The Patent Office has seen a tripling of patent applications since the 1980s, with more than 350,000 applications now filed each year. Yet the increased patent activity hasn't resolved legal issues surrounding intellectual property. Recent estimates show that the number of patent lawsuits filed annually in the United States has risen from less than 1,000 in the early 1980s to more than 2,500 today, Smith said. "The Patent Office has reached a crisis of confidence," says David Kaefer, director of business development for Microsoft's intellectual-property and licensing group. "We're calling for a debate about how to correct the system."
One of the government's top priorities should be to ensure that the Patent Office has the resources it needs to give every patent application the deliberate, expert review it deserves, Smith said. Another proposed reform would allow interested parties an opportunity to alert the Patent Office to questionable patents while those applications are under review. "Under current law, parties have no effective means to raise such concerns during the examination process," Smith added.
Microsoft has experience on both sides of the patent issue. It will file more than 3,000 patent applications with the Patent Office this year alone. On the other hand, Microsoft typically spends close to $100 million annually to defend against an average of 35 to 40 patent lawsuits simultaneously, Smith said. For instance, earlier this month a federal appeals court agreed to give Microsoft a second chance to prove it didn't infringe on a browser-technology patent and that it shouldn't have to pay more than $520 million in damages.
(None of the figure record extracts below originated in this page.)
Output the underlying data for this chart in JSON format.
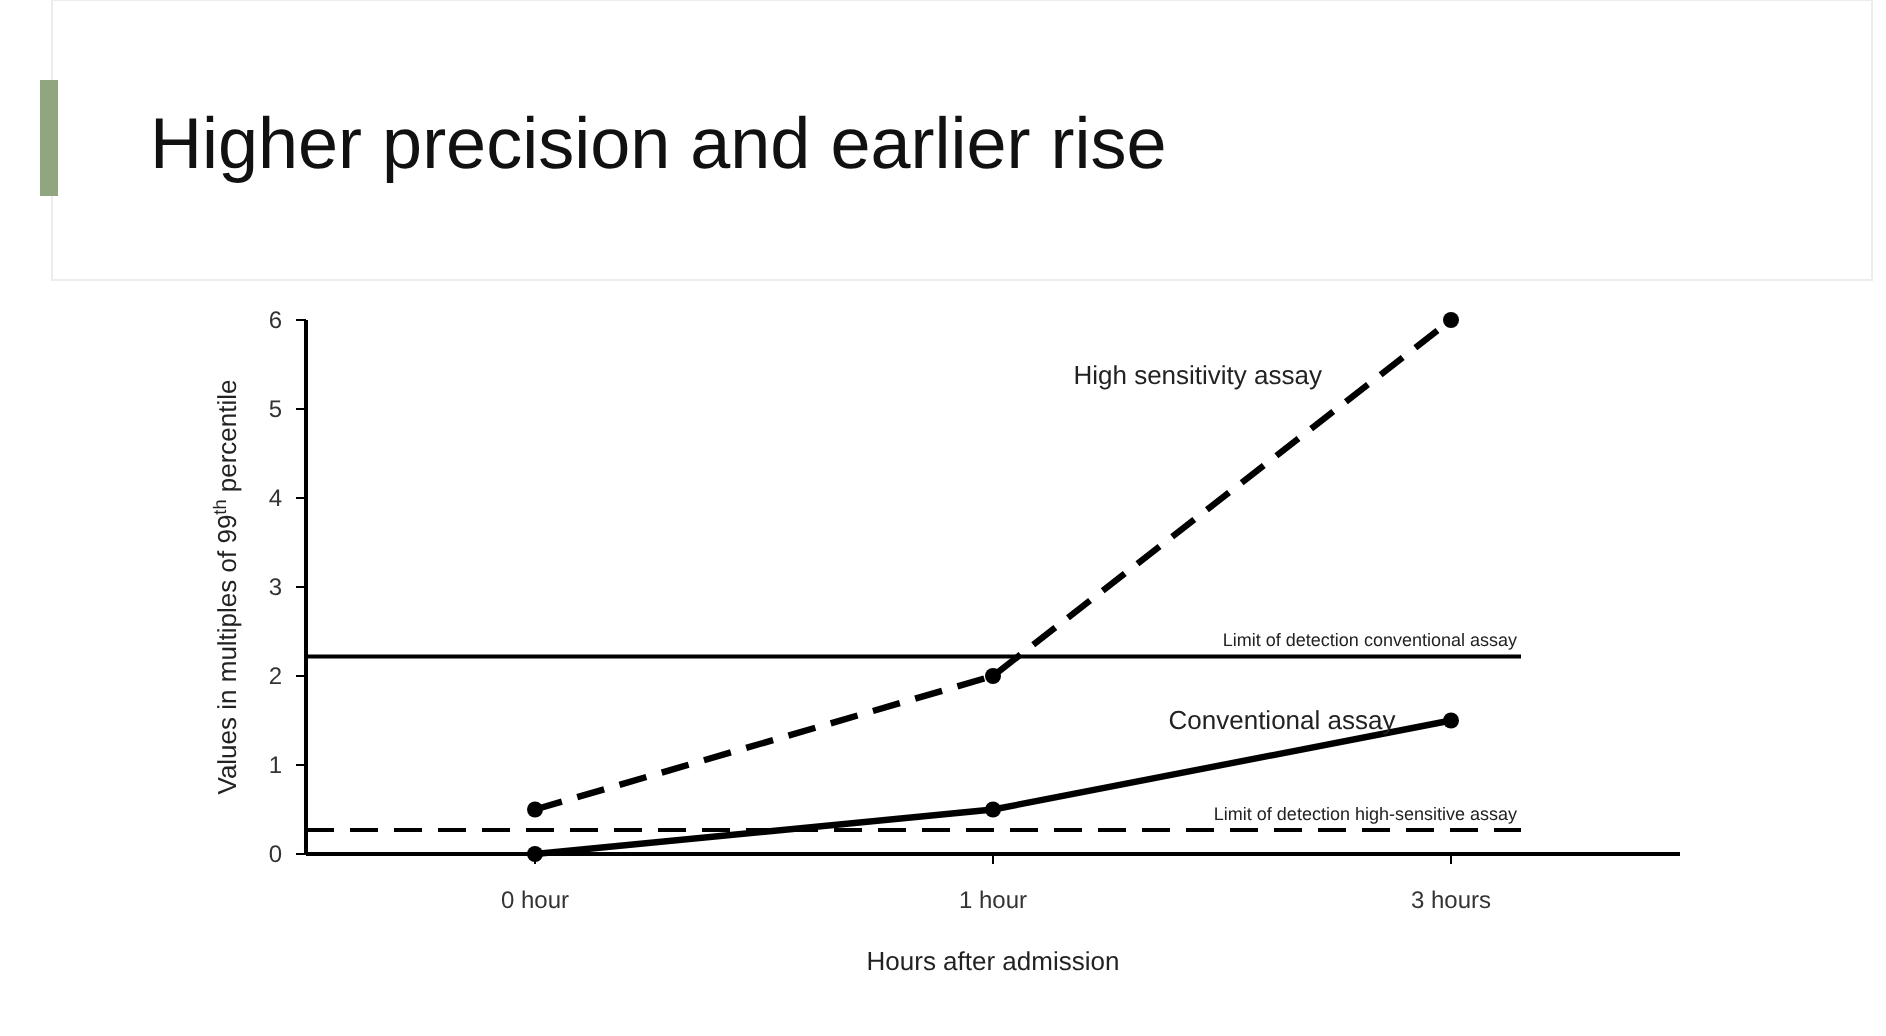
{
  "chart_data": {
    "type": "line",
    "title": "Higher precision and earlier rise",
    "xlabel": "Hours after admission",
    "ylabel": "Values in multiples of 99$^{th}$ percentile",
    "categories": [
      "0 hour",
      "1 hour",
      "3 hours"
    ],
    "series": [
      {
        "name": "High sensitivity assay",
        "color": "#000000",
        "values": [
          0.5,
          2,
          6
        ],
        "line_style": "dashed"
      },
      {
        "name": "Conventional assay",
        "color": "#000000",
        "values": [
          0,
          0.5,
          1.5
        ],
        "line_style": "solid"
      }
    ],
    "ylim": [
      0,
      6
    ],
    "yticks": [
      0,
      1,
      2,
      3,
      4,
      5,
      6
    ],
    "grid": false,
    "legend": false,
    "marker": "circle",
    "ref_lines": [
      {
        "axis": "y",
        "value": 2.22,
        "label": "Limit of detection conventional assay",
        "line_style": "solid",
        "color": "#000000"
      },
      {
        "axis": "y",
        "value": 0.27,
        "label": "Limit of detection high-sensitive assay",
        "line_style": "dashed",
        "color": "#000000"
      }
    ]
  }
}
Another proposed reform with potentially more global scope is "international harmonization," which requires increased collaboration among patent offices worldwide, particularly in the United States, the European Union, and Japan. Said Smith, "Both Congress and U.S. industry should support the [U.S. Patent Office's] ongoing efforts to strengthen cooperation and information sharing among national and regional patent offices."